Hi, ONS! I know we haven’t really spoken since you ghosted me in 2011, but I just wanted to clear something up for you –
This is not a mistake (except for the missing last names):
Back in 2011 you thought it was a mistake, and this prevented my partner, her husband and I from filling out the digital version of the census. I’m sure it’s not common for somebody to have multiple cohabiting romantic relationships (though it’s possibly more common than some other things you track…), but surely an “Are you sure?” would be better than a “No you don’t!”
We worked around it in 2011 by using the paper forms. Apparently this way you still end up “correcting” our relationship status for us (gee, thanks!) but at least – I gather – the originals are retained. So maybe in a more-enlightened time, future statisticians might be able ask about the demographics of domestic nonmonogamy and have at least some data to work with from the early 21st century.
I know you’re keen for as many people as possible to do the census digitally this year. But unless you’ve fixed your forms then my family and I – and thousands of others like us – will either have to use the paper copies you’re trying to phase out… or else knowingly lie on the digital versions. Which would you prefer?
Who knows, maybe some decade they’ll work it out.
We’re ahead of where we used to be – at least now people can have same sex couples (even if not poly) on the form.
Indeed! During the last census, if you put your same-sex partner down as your husband/wife they’d “correct” that for you (immediately if you filed digitally, in aggregate if you filed on paper) to “civil partner”, a FoI request by a friend of a friend revealed. Which was, I suppose, correct in line with what the laws of the land recognised at the time (same sex marriage wasn’t legalised until between 2014 and 2020 depending on where in the UK you are) but the census doesn’t record just citizens but everybody in the country on a particular date. If a married gay couple from, say, the Netherlands was in the UK on the date of the last census their status would be “corrected” for them.
In the case of polyamory, though, there isn’t even a legal justification for such “correction”. Because unlike the laws that formerly decreed that marriage could only be between a man and a woman, I’m not aware of any law in modern times that would prohibit a person from having two romantic partners!
Recording this kind of thing matters.
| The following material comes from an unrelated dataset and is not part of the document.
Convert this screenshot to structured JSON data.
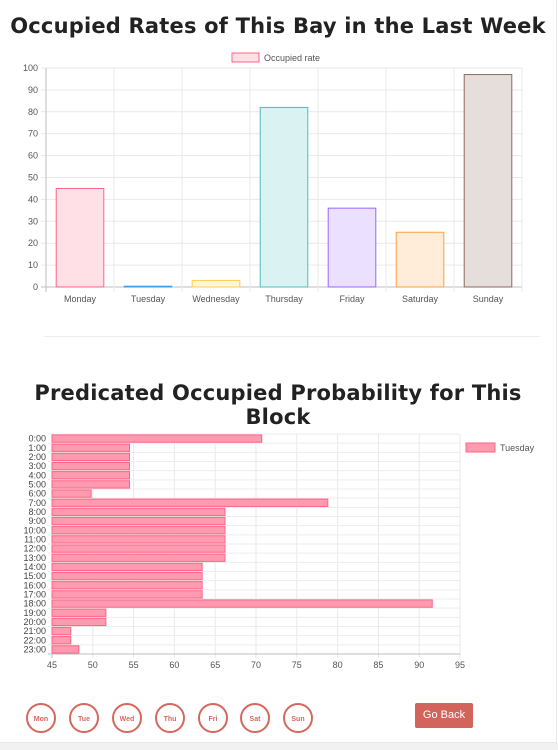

Folks in polyamorous relationships don’t get some of the benefits and privileges of those in other kinds of relationships, and while that’s small potatoes on the scale of injustices it’s not going to get fixed if we can’t measure it. I was really glad to see that this year’s census will include (optional) questions on gender identity and sexual orientation, because again: this is important to record. We’re getting there.